This was published on August 1, 1983 in
"De Noord-Amsterdammer" (a local paper for Amsterdam-Noord).


It's not always the empty vessels that make the loudest sound

AMSTERDAM-NORTH. -- Fortunately they rehearse in a refurbished bank vault, because over the past two years the North-Amsterdam punk-band Mornington Crescent has not only become ten times as fast, but also twelve times as loud. "That is our goal, to become the loudest band in Amsterdam, if we are not so already," solo-guitarist Stan reports.

Punk dead? Think twice. Not only does Mornington Crescent keep this genre alive, as often happens with all sorts of bands that can not escape their childhood, but they also bring an enlivening of Punk. Perhaps this is possible because Erik (drums, --constantly producing steam from behind the drums in a very special way), Emile (guitar), Stan (guitar), Jasper (bass) and Hans (vocals) just keep doing it for fun. "We all like different kinds of music, but this music is the best for us to play, the best way to blow off steam."

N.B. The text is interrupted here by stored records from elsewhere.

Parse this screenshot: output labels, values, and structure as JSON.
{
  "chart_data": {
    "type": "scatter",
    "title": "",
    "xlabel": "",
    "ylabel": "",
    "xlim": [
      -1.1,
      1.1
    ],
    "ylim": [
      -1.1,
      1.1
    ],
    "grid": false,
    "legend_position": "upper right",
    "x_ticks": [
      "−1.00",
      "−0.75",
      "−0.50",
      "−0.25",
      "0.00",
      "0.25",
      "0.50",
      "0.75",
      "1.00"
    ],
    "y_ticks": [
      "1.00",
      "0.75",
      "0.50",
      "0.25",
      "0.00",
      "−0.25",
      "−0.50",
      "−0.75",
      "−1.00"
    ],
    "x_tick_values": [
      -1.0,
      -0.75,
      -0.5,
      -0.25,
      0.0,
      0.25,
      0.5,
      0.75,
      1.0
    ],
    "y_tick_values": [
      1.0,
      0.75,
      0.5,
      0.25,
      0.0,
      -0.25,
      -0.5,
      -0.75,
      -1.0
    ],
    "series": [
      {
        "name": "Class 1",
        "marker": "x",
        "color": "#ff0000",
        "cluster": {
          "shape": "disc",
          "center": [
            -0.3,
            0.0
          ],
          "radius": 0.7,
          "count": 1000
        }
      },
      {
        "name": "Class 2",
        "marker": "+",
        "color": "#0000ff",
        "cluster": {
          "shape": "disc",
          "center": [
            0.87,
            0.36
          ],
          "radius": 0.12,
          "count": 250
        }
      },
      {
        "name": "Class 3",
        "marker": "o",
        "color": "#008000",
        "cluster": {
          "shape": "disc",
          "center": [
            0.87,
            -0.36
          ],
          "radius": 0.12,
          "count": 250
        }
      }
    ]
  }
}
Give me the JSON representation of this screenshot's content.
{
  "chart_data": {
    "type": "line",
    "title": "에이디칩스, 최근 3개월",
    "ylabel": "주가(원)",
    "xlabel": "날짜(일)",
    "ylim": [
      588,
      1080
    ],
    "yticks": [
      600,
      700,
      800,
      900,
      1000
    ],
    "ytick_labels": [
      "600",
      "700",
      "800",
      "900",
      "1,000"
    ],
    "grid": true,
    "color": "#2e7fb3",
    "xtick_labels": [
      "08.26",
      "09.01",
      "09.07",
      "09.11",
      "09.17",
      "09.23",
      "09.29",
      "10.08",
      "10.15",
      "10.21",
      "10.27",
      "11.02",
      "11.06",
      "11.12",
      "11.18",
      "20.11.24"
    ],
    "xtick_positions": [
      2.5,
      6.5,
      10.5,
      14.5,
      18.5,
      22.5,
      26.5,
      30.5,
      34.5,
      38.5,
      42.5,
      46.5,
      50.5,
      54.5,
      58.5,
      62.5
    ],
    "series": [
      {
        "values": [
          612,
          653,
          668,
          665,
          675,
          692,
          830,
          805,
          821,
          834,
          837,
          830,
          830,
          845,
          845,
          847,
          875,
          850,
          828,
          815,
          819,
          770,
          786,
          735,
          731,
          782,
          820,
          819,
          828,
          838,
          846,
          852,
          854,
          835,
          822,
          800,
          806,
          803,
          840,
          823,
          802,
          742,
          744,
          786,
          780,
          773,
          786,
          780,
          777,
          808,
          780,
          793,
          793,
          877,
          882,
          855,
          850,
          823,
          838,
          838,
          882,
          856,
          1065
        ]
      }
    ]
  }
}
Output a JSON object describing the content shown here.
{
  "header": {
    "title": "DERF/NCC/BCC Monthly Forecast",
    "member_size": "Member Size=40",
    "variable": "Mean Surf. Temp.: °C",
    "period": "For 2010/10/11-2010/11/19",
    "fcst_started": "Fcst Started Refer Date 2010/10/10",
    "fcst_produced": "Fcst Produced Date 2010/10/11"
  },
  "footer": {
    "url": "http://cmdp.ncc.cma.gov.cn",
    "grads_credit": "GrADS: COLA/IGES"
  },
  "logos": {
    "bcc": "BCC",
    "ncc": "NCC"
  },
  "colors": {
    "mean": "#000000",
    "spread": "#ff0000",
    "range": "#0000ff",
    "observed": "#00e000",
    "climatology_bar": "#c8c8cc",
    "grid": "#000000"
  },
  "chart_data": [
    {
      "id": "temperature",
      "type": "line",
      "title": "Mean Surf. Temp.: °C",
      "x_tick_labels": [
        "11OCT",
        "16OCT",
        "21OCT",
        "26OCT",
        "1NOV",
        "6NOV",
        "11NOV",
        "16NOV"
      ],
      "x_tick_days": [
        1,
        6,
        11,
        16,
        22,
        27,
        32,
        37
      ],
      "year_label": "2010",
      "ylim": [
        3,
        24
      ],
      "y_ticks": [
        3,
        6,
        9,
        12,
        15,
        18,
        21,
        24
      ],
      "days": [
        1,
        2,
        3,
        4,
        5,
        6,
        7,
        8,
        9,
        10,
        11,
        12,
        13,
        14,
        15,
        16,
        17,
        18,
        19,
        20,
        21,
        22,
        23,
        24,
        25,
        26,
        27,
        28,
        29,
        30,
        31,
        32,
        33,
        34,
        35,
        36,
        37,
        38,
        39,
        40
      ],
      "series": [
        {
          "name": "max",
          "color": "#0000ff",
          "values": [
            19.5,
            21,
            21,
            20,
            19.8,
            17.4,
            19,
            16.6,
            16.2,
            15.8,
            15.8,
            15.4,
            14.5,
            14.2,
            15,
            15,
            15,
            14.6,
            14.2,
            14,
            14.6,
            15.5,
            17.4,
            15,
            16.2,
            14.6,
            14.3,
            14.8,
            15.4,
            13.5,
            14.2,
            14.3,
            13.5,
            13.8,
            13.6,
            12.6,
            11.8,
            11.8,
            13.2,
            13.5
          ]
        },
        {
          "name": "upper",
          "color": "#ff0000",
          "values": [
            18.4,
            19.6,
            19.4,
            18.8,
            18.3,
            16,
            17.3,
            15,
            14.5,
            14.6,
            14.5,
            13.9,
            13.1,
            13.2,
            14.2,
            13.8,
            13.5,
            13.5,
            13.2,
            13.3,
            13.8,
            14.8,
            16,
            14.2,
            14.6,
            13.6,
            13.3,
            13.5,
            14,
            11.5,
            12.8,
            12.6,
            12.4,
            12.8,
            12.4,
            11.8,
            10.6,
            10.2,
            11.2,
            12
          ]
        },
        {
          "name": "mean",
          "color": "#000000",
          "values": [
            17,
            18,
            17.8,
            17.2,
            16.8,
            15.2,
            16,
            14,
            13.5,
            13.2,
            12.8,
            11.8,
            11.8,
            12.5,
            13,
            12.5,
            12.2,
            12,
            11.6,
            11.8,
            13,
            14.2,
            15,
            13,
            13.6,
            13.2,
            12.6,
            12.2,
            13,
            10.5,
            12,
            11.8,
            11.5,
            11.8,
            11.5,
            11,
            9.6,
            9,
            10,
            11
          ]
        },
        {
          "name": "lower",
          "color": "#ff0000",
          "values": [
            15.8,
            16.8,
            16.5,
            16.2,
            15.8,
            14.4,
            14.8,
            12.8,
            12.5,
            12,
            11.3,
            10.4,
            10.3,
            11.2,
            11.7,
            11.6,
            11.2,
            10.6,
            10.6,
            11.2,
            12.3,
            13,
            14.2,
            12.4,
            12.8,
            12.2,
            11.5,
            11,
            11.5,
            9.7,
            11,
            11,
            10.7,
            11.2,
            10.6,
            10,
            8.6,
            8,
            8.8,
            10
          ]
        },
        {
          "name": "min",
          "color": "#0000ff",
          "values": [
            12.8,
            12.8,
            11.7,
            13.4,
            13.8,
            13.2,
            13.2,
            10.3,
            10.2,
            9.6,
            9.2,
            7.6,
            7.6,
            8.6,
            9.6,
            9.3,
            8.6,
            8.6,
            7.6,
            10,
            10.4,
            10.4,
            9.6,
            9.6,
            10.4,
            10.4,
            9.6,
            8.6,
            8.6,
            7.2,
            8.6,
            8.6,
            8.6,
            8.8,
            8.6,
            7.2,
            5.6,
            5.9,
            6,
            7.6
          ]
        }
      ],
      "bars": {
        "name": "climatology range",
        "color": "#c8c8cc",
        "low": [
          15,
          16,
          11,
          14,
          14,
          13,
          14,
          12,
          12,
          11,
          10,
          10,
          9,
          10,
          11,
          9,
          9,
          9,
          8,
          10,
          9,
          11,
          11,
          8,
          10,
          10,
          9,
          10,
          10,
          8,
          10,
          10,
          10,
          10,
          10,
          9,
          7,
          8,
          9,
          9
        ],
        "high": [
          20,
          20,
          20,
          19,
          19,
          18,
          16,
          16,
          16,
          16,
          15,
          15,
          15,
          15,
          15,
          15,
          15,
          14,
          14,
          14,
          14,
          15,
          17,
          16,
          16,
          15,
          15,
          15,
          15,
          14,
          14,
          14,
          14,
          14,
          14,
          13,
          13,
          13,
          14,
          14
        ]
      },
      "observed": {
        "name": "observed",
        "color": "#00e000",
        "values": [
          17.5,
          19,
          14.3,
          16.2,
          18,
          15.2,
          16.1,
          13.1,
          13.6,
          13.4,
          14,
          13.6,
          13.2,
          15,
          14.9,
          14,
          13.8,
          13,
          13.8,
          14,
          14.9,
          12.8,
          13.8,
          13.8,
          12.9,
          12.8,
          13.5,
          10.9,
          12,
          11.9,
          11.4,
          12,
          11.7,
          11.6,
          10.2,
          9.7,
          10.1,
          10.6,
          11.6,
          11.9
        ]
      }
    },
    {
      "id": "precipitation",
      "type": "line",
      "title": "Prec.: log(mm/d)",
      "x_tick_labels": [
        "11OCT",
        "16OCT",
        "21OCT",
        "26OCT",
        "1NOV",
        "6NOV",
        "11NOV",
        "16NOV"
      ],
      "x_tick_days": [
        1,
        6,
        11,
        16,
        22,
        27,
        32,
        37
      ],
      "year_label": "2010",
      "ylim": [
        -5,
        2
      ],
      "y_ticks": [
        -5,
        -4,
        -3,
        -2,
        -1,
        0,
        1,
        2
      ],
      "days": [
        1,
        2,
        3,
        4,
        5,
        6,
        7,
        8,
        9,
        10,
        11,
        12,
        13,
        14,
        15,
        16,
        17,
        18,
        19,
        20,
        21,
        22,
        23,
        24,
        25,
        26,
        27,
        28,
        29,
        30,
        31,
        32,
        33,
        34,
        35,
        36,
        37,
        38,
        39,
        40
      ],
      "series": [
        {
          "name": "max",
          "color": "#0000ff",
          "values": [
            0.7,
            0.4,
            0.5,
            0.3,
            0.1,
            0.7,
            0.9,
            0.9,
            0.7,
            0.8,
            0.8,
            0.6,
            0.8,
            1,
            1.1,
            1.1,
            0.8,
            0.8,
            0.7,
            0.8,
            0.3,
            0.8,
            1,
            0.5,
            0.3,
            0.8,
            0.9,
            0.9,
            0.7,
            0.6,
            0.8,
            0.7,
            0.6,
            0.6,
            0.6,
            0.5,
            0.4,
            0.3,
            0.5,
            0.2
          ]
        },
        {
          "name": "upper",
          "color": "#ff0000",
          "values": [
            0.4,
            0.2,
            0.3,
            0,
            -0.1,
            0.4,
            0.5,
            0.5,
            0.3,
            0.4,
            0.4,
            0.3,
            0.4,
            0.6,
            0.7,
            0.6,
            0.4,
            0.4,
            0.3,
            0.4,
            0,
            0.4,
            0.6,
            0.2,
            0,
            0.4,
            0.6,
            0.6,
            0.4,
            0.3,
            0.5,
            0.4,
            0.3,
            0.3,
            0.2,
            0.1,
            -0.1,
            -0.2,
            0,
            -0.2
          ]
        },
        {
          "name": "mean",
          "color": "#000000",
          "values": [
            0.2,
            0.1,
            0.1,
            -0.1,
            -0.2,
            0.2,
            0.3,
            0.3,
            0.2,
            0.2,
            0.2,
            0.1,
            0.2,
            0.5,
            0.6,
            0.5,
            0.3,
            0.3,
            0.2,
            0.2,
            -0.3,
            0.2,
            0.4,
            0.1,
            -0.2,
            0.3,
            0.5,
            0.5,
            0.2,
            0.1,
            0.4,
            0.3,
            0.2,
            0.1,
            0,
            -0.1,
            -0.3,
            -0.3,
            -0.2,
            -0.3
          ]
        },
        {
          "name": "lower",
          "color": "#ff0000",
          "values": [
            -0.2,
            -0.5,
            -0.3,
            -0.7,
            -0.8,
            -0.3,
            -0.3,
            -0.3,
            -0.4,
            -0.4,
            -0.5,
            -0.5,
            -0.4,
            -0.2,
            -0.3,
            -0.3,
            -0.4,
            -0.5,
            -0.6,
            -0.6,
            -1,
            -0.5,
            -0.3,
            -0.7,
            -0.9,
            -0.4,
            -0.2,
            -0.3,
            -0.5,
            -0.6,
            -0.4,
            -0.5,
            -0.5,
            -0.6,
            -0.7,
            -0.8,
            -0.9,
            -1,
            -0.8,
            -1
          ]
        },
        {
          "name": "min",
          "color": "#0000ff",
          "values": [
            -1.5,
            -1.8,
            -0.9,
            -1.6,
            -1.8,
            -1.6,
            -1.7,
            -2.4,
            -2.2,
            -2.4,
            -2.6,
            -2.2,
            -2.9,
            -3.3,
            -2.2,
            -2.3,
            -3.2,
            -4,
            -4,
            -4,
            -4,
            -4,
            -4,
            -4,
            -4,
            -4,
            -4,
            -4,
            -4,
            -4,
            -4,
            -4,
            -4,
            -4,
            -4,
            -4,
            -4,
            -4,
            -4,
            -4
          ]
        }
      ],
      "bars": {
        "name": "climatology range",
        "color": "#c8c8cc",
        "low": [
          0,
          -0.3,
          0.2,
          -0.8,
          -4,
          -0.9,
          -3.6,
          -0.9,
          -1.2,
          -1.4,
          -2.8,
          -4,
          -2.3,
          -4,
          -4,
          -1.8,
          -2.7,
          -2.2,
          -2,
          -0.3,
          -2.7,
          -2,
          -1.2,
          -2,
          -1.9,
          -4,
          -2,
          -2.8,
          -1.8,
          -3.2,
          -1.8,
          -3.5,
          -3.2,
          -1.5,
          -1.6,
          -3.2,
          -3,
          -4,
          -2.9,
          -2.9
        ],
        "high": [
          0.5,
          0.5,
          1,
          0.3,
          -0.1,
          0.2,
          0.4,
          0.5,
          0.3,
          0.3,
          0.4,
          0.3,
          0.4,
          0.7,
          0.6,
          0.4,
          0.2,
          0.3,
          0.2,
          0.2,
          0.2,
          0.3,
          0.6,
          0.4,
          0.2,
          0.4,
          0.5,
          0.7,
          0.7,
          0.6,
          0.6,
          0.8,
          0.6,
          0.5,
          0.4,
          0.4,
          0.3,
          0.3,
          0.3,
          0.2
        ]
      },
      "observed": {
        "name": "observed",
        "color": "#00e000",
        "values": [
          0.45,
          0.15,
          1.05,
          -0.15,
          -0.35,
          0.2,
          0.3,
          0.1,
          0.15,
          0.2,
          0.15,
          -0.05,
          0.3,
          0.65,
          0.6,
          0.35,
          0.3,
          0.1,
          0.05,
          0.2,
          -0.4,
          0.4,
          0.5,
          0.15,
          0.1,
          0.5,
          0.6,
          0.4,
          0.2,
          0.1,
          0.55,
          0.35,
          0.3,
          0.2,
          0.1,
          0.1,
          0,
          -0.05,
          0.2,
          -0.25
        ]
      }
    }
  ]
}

It all starts rather cliche over two years ago. A couple of friends rehearse in a garage - which they have had to abandon due to the noise - a couple of gigs at schools follow and they keep enjoying it. "Even though there are hardly any places in Noord for bands to rehearse." Then their star is rising: two gigs at the Paradiso. Almost obligatory for a band in their genre to move ahead. And move ahead they do. A self-published single appeared and they hope to be gigging regularly the coming year.

In the meantime the band has had twelve different names and some 25 band members have come and gone. "The singers were either just not good enough or they didn't speak English well enough," Erik says. During the rehearsal I really wonder whether proper knowledge of the English language is actually needed.
The Frankenstein-like sound that Hans produces sounds mean, but is well intended. Unfortunately he can hardly be heard over the guitar parts. "Oh well, actually the lyrics are not that important, it's the vocal support that matters. The lyrics don't have any political content or anything. We do have one song against religion, but then you have to," Jasper quips. And Mornington Crescent, does that mean anything? Stan: "I was in England and I ended up at a subway station by that name. It just sounds good."

Rough, is a good word to describe Mornington Crescent's songs. Tight compositions with successive changes in accent and accelerations, like water in a mountain stream that is sometimes pressed through narrows to finally end in a waterfall. Time of this flow from start to end is usually not longer than about a minute and a halve, although there is a sullen song that lasts a bit longer. "Was it three verses or two?" They write their own songs, of course. "We don't copy anything, but inevitably you will use things from music you like, unintentionally. Covering songs is just not possible because our individual tastes are very different," Stan tells convincingly. The Dead Kennedys and Motorhead t-shirts illustrate his story. With a repertoire of about 25 songs it is not easy to stay original. "This is possible because all the band members write the songs. Someone suggests something and the others add to it. The lyrics then follow."

About their successful counterparts Drukwerk - other bands in Noord usually have a short life span - "We used to like them. A nice band that, especially in the beginning, made nice music. But now they have become too commercial." Jealousy or not, Mornington Crescent will not be fit for the disco for a while. But for anyone that wants to consume some cheerful decibels and blow off some steam, a Mornington Crescent gig is the king of the crop.